With the oral proceedings and marathon round of interventions over the past two weeks on the preliminary objections in the Allegations of Genocide (Ukraine v Russia) case (on which, see the excellent summary here), one might forget that the International Court of Justice will be in session again from 10 October to hear pleadings in yet another case concerning an ongoing armed conflict. This time, it will be to hear the pleadings of the parties in relation to Canada and the Netherlands’ request for the indication of provisional measures following their joint Application in the summer against Syria, alleging violations of the Convention Against Torture. The applicants assert that, since the start of the civil war in 2011, Syria has committed, and continues to commit, a range of violations of the CAT, including through acts of torture and inhuman treatment attributable to the State itself, as well as through its failures to meet the various positive obligations of prevention and investigation under the CAT.

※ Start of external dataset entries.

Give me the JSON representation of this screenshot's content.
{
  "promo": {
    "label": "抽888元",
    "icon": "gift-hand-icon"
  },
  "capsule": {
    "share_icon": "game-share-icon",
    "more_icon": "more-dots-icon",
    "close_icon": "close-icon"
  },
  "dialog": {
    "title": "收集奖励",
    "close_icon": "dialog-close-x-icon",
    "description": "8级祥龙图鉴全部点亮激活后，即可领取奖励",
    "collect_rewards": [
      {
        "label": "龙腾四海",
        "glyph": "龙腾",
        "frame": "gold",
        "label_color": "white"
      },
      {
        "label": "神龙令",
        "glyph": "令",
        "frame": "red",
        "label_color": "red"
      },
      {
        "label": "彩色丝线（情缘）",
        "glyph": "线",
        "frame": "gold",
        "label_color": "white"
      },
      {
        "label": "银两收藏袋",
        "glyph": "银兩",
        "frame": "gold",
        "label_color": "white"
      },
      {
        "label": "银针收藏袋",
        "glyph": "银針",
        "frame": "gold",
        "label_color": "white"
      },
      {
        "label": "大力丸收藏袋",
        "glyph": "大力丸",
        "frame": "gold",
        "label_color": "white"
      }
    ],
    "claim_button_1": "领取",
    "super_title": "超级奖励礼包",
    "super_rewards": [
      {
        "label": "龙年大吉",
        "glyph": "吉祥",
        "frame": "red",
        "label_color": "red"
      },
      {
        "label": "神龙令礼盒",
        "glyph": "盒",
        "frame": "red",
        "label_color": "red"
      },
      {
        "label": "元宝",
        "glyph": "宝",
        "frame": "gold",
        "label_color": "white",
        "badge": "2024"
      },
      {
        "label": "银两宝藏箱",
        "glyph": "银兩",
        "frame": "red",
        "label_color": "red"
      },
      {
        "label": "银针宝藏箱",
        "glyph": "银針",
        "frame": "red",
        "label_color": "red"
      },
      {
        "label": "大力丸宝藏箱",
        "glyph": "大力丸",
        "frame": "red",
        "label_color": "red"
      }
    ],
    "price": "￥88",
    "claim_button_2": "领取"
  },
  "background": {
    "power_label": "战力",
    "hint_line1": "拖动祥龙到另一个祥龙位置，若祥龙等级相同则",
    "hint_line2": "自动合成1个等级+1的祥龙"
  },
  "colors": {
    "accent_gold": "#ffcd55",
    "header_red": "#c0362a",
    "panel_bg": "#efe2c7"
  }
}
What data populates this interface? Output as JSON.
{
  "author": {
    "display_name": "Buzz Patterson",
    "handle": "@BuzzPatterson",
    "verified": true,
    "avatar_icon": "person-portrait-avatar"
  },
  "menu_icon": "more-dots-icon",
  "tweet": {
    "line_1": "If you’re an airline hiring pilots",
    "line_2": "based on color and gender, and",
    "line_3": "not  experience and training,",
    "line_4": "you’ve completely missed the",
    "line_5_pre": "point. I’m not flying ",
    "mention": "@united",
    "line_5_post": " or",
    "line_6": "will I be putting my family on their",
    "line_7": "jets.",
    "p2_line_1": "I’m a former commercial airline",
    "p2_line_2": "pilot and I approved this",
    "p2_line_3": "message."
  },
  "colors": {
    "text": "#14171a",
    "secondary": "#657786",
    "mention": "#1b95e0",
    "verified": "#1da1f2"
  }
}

The case, including the first phase of proceedings on provisional measures, is an interesting and important one for a number of reasons, a few of which I will briefly consider here: first, the broader context of armed conflict; second, the scope of obligations under the CAT that is asserted by the applicants; and, third, the particular relief sought.

The context of armed conflict

First, like the Allegations of Genocide case, it is one of five current contentious cases pending before the Court that relate to alleged violations of international law in the context of (ongoing or recurring) armed conflicts (the others being Application of the ICSFT and CERD (Ukraine v Russia), Armenia v Azerbaijan, and Azerbaijan v Armenia). The Court has certainly become an established front in the progress of these conflicts. Yet, unlike a number of the Court’s earlier cases involving claims in the context of armed conflicts that were brought under the optional clause, all of these pending claims are brought on the basis of compromissory clauses that appear to prevent the explicit airing of the broader ad bellum and in bello disputes that lurk in the background. This has not stopped allegations of aggression or international humanitarian law violations from being made by the disputing parties, however, though to different degrees of relevance to the precise causes of action.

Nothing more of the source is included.